Bu türden olan rivayetler her ne kadar senetlerindeki raviler silsilesi belirtilmemiş ve zahiren hadis ilmi literatüründe “mürsel” sayılmakta ise de ehlisünnetin de kabul ettiği gibi (Şia’ca) Masum bilinen şahıslar sadık ve güvenilir oldukları için kabul etmek gerekir ki bu şahıslar peygamberin söylemediği bir hükmü Allahın hükmü olarak beyan etmez veya peygambere nisbetlendirmezler. Bu bağlamda İmam Cafer-i Sadık (a.s.) şöyle buyurmuşlardır: “Benim hadisim babamın (imam bakır) (a.s.)hadisi, babamın hadisi (imam bakır) ceddimin (imam zeynülabidin) (a.s.) hadisidir, ceddimin hadisi Hüseyin’in (a.s.) hadisi ve Hüseyin’in hadisi Hasanın (a.s.) hadisidir, Hasan’ın hadisi de imam Ali’nin (a.s.) hadisi ve imam Alin’in hadisi Allah resulünün hadisi ve Allah resulünün hadisi de Allah’ın sözüdür”.[7]
- “Camia, Mushaf-i Fatima, Cüfr vb.” kitaplardan naklettikleri için bu rivayetler müstenet ve bütün Müslümanlar için hüccettir.[8] Buna binaen masumlardan nakledilen hadisler müstenettir ve gerekli, itibara sahiptir, hiçbir şüphe ve kuşku taşımazlar.

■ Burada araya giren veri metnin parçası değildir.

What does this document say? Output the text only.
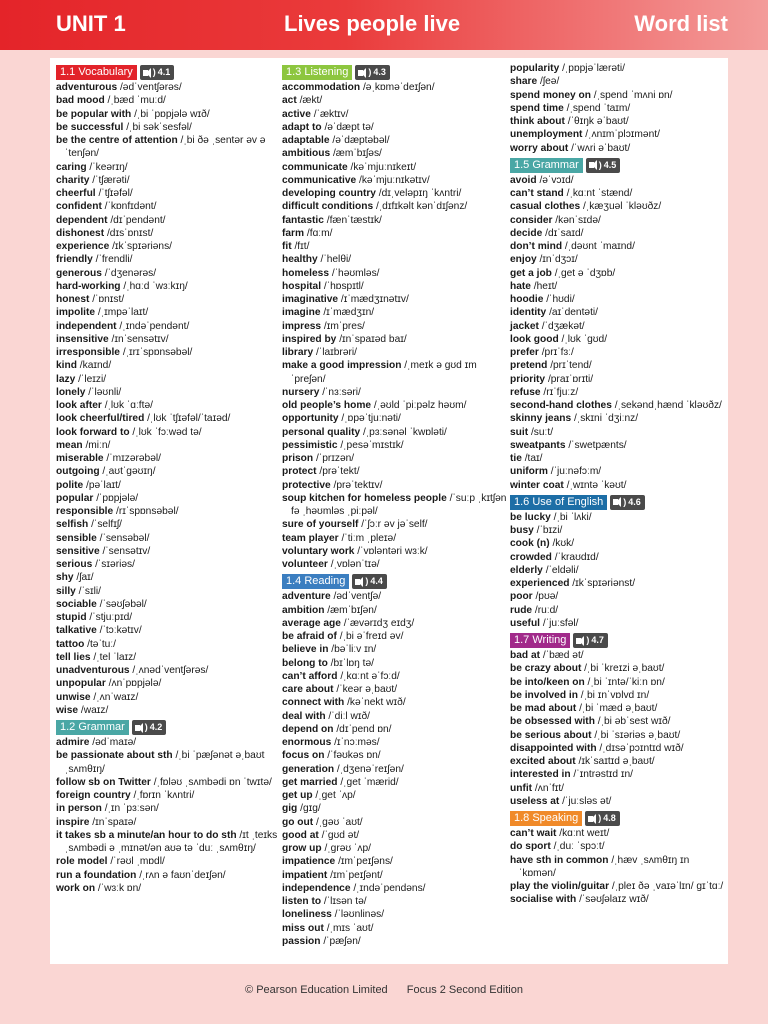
UNIT 1	Lives people live	Word list
1.1 Vocabulary	) 4.1
adventurous /ədˈventʃərəs/
bad mood /ˌbæd ˈmuːd/
be popular with /ˌbi ˈpɒpjələ wɪð/
be successful /ˌbi səkˈsesfəl/
be the centre of attention /ˌbi ðə ˌsentər əv əˈtenʃən/
caring /ˈkeərɪŋ/
charity /ˈtʃærəti/
cheerful /ˈtʃɪəfəl/
confident /ˈkɒnfɪdənt/
dependent /dɪˈpendənt/
dishonest /dɪsˈɒnɪst/
experience /ɪkˈspɪəriəns/
friendly /ˈfrendli/
generous /ˈdʒenərəs/
hard-working /ˌhɑːd ˈwɜːkɪŋ/
honest /ˈɒnɪst/
impolite /ˌɪmpəˈlaɪt/
independent /ˌɪndəˈpendənt/
insensitive /ɪnˈsensətɪv/
irresponsible /ˌɪrɪˈspɒnsəbəl/
kind /kaɪnd/
lazy /ˈleɪzi/
lonely /ˈləʊnli/
look after /ˌlʊk ˈɑːftə/
look cheerful/tired /ˌlʊk ˈtʃɪəfəl/ˈtaɪəd/
look forward to /ˌlʊk ˈfɔːwəd tə/
mean /miːn/
miserable /ˈmɪzərəbəl/
outgoing /ˌaʊtˈɡəʊɪŋ/
polite /pəˈlaɪt/
popular /ˈpɒpjələ/
responsible /rɪˈspɒnsəbəl/
selfish /ˈselfɪʃ/
sensible /ˈsensəbəl/
sensitive /ˈsensətɪv/
serious /ˈsɪəriəs/
shy /ʃaɪ/
silly /ˈsɪli/
sociable /ˈsəʊʃəbəl/
stupid /ˈstjuːpɪd/
talkative /ˈtɔːkətɪv/
tattoo /təˈtuː/
tell lies /ˌtel ˈlaɪz/
unadventurous /ˌʌnədˈventʃərəs/
unpopular /ʌnˈpɒpjələ/
unwise /ˌʌnˈwaɪz/
wise /waɪz/
1.2 Grammar	) 4.2
admire /ədˈmaɪə/
be passionate about sth /ˌbi ˈpæʃənət əˌbaʊt ˌsʌmθɪŋ/
follow sb on Twitter /ˌfɒləʊ ˌsʌmbədi ɒn ˈtwɪtə/
foreign country /ˌfɒrɪn ˈkʌntri/
in person /ˌɪn ˈpɜːsən/
inspire /ɪnˈspaɪə/
it takes sb a minute/an hour to do sth /ɪt ˌteɪks ˌsʌmbədi ə ˌmɪnət/ən aʊə tə ˈduː ˌsʌmθɪŋ/
role model /ˈrəʊl ˌmɒdl/
run a foundation /ˌrʌn ə faʊnˈdeɪʃən/
work on /ˈwɜːk ɒn/
1.3 Listening	) 4.3
accommodation /əˌkɒməˈdeɪʃən/
act /ækt/
active /ˈæktɪv/
adapt to /əˈdæpt tə/
adaptable /əˈdæptəbəl/
ambitious /æmˈbɪʃəs/
communicate /kəˈmjuːnɪkeɪt/
communicative /kəˈmjuːnɪkətɪv/
developing country /dɪˌveləpɪŋ ˈkʌntri/
difficult conditions /ˌdɪfɪkəlt kənˈdɪʃənz/
fantastic /fænˈtæstɪk/
farm /fɑːm/
fit /fɪt/
healthy /ˈhelθi/
homeless /ˈhəʊmləs/
hospital /ˈhɒspɪtl/
imaginative /ɪˈmædʒɪnətɪv/
imagine /ɪˈmædʒɪn/
impress /ɪmˈpres/
inspired by /ɪnˈspaɪəd baɪ/
library /ˈlaɪbrəri/
make a good impression /ˌmeɪk ə ɡʊd ɪmˈpreʃən/
nursery /ˈnɜːsəri/
old people’s home /ˌəʊld ˈpiːpəlz həʊm/
opportunity /ˌɒpəˈtjuːnəti/
personal quality /ˌpɜːsənəl ˈkwɒləti/
pessimistic /ˌpesəˈmɪstɪk/
prison /ˈprɪzən/
protect /prəˈtekt/
protective /prəˈtektɪv/
soup kitchen for homeless people /ˈsuːp ˌkɪtʃən fə ˌhəʊmləs ˌpiːpəl/
sure of yourself /ˈʃɔːr əv jəˈself/
team player /ˈtiːm ˌpleɪə/
voluntary work /ˈvɒləntəri wɜːk/
volunteer /ˌvɒlənˈtɪə/
1.4 Reading	) 4.4
adventure /ədˈventʃə/
ambition /æmˈbɪʃən/
average age /ˈævərɪdʒ eɪdʒ/
be afraid of /ˌbi əˈfreɪd əv/
believe in /bəˈliːv ɪn/
belong to /bɪˈlɒŋ tə/
can’t afford /ˌkɑːnt əˈfɔːd/
care about /ˈkeər əˌbaʊt/
connect with /kəˈnekt wɪð/
deal with /ˈdiːl wɪð/
depend on /dɪˈpend ɒn/
enormous /ɪˈnɔːməs/
focus on /ˈfəʊkəs ɒn/
generation /ˌdʒenəˈreɪʃən/
get married /ˌɡet ˈmærid/
get up /ˌɡet ˈʌp/
gig /ɡɪɡ/
go out /ˌɡəʊ ˈaʊt/
good at /ˈɡʊd ət/
grow up /ˌɡrəʊ ˈʌp/
impatience /ɪmˈpeɪʃəns/
impatient /ɪmˈpeɪʃənt/
independence /ˌɪndəˈpendəns/
listen to /ˈlɪsən tə/
loneliness /ˈləʊnlinəs/
miss out /ˌmɪs ˈaʊt/
passion /ˈpæʃən/
popularity /ˌpɒpjəˈlærəti/
share /ʃeə/
spend money on /ˌspend ˈmʌni ɒn/
spend time /ˌspend ˈtaɪm/
think about /ˈθɪŋk əˈbaʊt/
unemployment /ˌʌnɪmˈplɔɪmənt/
worry about /ˈwʌri əˈbaʊt/
1.5 Grammar	) 4.5
avoid /əˈvɔɪd/
can’t stand /ˌkɑːnt ˈstænd/
casual clothes /ˌkæʒuəl ˈkləʊðz/
consider /kənˈsɪdə/
decide /dɪˈsaɪd/
don’t mind /ˌdəʊnt ˈmaɪnd/
enjoy /ɪnˈdʒɔɪ/
get a job /ˌɡet ə ˈdʒɒb/
hate /heɪt/
hoodie /ˈhʊdi/
identity /aɪˈdentəti/
jacket /ˈdʒækət/
look good /ˌlʊk ˈɡʊd/
prefer /prɪˈfɜː/
pretend /prɪˈtend/
priority /praɪˈɒrɪti/
refuse /rɪˈfjuːz/
second-hand clothes /ˌsekəndˌhænd ˈkləʊðz/
skinny jeans /ˌskɪni ˈdʒiːnz/
suit /suːt/
sweatpants /ˈswetpænts/
tie /taɪ/
uniform /ˈjuːnəfɔːm/
winter coat /ˌwɪntə ˈkəʊt/
1.6 Use of English	) 4.6
be lucky /ˌbi ˈlʌki/
busy /ˈbɪzi/
cook (n) /kʊk/
crowded /ˈkraʊdɪd/
elderly /ˈeldəli/
experienced /ɪkˈspɪəriənst/
poor /pʊə/
rude /ruːd/
useful /ˈjuːsfəl/
1.7 Writing	) 4.7
bad at /ˈbæd ət/
be crazy about /ˌbi ˈkreɪzi əˌbaʊt/
be into/keen on /ˌbi ˈɪntə/ˈkiːn ɒn/
be involved in /ˌbi ɪnˈvɒlvd ɪn/
be mad about /ˌbi ˈmæd əˌbaʊt/
be obsessed with /ˌbi əbˈsest wɪð/
be serious about /ˌbi ˈsɪəriəs əˌbaʊt/
disappointed with /ˌdɪsəˈpɔɪntɪd wɪð/
excited about /ɪkˈsaɪtɪd əˌbaʊt/
interested in /ˈɪntrəstɪd ɪn/
unfit /ʌnˈfɪt/
useless at /ˈjuːsləs ət/
1.8 Speaking	) 4.8
can’t wait /kɑːnt weɪt/
do sport /ˌduː ˈspɔːt/
have sth in common /ˌhæv ˌsʌmθɪŋ ɪn ˈkɒmən/
play the violin/guitar /ˌpleɪ ðə ˌvaɪəˈlɪn/ ɡɪˈtɑː/
socialise with /ˈsəʊʃəlaɪz wɪð/
© Pearson Education Limited Focus 2 Second Edition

Zikredilmeye şayandır ki bu konu eskilerden beri şüphe konusu edilmiş ve masum imamların (s.a.) sözleri zati hüccete sahip olduğunu kabul etmeyen bazı kimseler tarafından itiraz konusu olmuştur. Bu bağlamda bazı çözüm yolları sunulmuş, kendilerinden de istifade edilmiştir.

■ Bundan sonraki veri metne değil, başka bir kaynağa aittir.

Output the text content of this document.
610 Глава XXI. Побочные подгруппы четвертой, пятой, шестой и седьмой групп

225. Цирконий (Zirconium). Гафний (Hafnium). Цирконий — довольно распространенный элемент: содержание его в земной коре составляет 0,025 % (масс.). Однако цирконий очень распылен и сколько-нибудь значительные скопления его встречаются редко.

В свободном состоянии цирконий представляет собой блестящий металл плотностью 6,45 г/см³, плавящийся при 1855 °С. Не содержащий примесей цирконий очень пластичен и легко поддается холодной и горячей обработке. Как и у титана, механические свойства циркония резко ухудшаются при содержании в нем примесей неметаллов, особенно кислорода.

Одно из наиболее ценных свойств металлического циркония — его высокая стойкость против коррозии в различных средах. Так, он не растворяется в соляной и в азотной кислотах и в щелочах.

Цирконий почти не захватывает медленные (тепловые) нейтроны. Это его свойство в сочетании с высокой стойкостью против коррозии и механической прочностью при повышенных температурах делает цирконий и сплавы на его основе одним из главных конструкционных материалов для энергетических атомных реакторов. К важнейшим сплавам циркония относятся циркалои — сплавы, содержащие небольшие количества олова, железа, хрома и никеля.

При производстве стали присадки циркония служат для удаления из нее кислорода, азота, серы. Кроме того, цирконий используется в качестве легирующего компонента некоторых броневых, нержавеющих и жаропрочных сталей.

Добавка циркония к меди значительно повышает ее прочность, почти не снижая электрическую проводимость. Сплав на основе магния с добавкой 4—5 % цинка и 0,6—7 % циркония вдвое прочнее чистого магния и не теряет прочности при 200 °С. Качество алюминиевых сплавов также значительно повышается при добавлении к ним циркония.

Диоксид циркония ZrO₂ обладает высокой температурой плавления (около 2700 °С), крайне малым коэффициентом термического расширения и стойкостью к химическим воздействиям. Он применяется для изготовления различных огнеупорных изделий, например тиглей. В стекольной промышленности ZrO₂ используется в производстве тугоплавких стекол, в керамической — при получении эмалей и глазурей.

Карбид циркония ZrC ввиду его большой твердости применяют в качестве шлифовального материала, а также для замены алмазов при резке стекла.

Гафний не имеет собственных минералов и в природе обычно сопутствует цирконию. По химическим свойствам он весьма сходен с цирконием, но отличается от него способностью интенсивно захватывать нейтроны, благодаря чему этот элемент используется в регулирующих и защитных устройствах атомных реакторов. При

Cabir b. Yezit şöyle diyor: İmam Bakır’a (a.s.) arz ettim: Her ne zaman bana bir hadis anlatmak istediğinizde senedini de benim için açıklayın. İmam (a.s.) şöyle buyurdu: Babam, ceddim olan Allah’ın Resulü’nden (s.a.a) Allah’ın resulü de Allah’tan (c.c.) benim için hadis söylemiştir. Sana söyleyeceğim her hadis bu senetle olacaktır.[9]

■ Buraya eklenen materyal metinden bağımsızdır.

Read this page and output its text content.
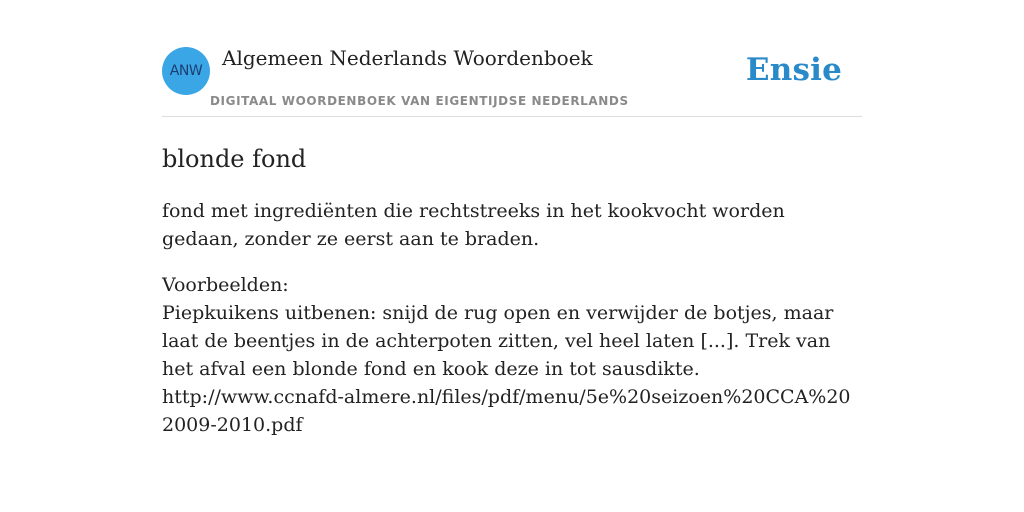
ANW
Algemeen Nederlands Woordenboek
DIGITAAL WOORDENBOEK VAN EIGENTIJDSE NEDERLANDS
Ensie
blonde fond

fond met ingrediënten die rechtstreeks in het kookvocht worden gedaan, zonder ze eerst aan te braden.

Voorbeelden:
Piepkuikens uitbenen: snijd de rug open en verwijder de botjes, maar laat de beentjes in de achterpoten zitten, vel heel laten [...]. Trek van het afval een blonde fond en kook deze in tot sausdikte.
http://www.ccnafd-almere.nl/files/pdf/menu/5e%20seizoen%20CCA%202009-2010.pdf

Başka bir rivayette şöyle nakledilmiştir. Muhammed b. Ali (imam Bakır a.s.) Cabir’in -Peygamberle oturup kalktığı ihtiramından dolayı- yanına gidip oturuyor ve Allah u Teâlâ’dan naklederek kendileri için hadis okuyor. Medine halkı şöyle dedi: Bundan daha cesur başka bir kimse göremedik. (Zira bu küçük yaşa sahip olmasına rağmen hadisi Allah’a isnat ederek Allahtan hadis naklediyor). İmam onların kendi aralarında şöyle konuştuklarını görünce peygamberden (s.a.a) hadis söylemeye başladı. Medine halkı şöyle demeye başladı. Biz bu insandan daha yalancı bir kimse görmedik. Kendisinin görmediği bir kimseden hadis naklediyor. Böyle söylediklerini görünce Cabir b. Abdullah’a hadis isnat ederek ondan hadis nakletti. Ondan sonra onu kabul ettiler. Oysaki Cabir’in kendisi gelip imamın önünde diz çöküp ondan ders alıyordu.[10]
Netice:
Masum imamların (a.s.) sözleri zati itibariyle hüccete sahiptir. Onların sözü peygamberin ve Allah’ın sözleridir. İster zahiri olarak müstenit olsun ister müstenit olmasın.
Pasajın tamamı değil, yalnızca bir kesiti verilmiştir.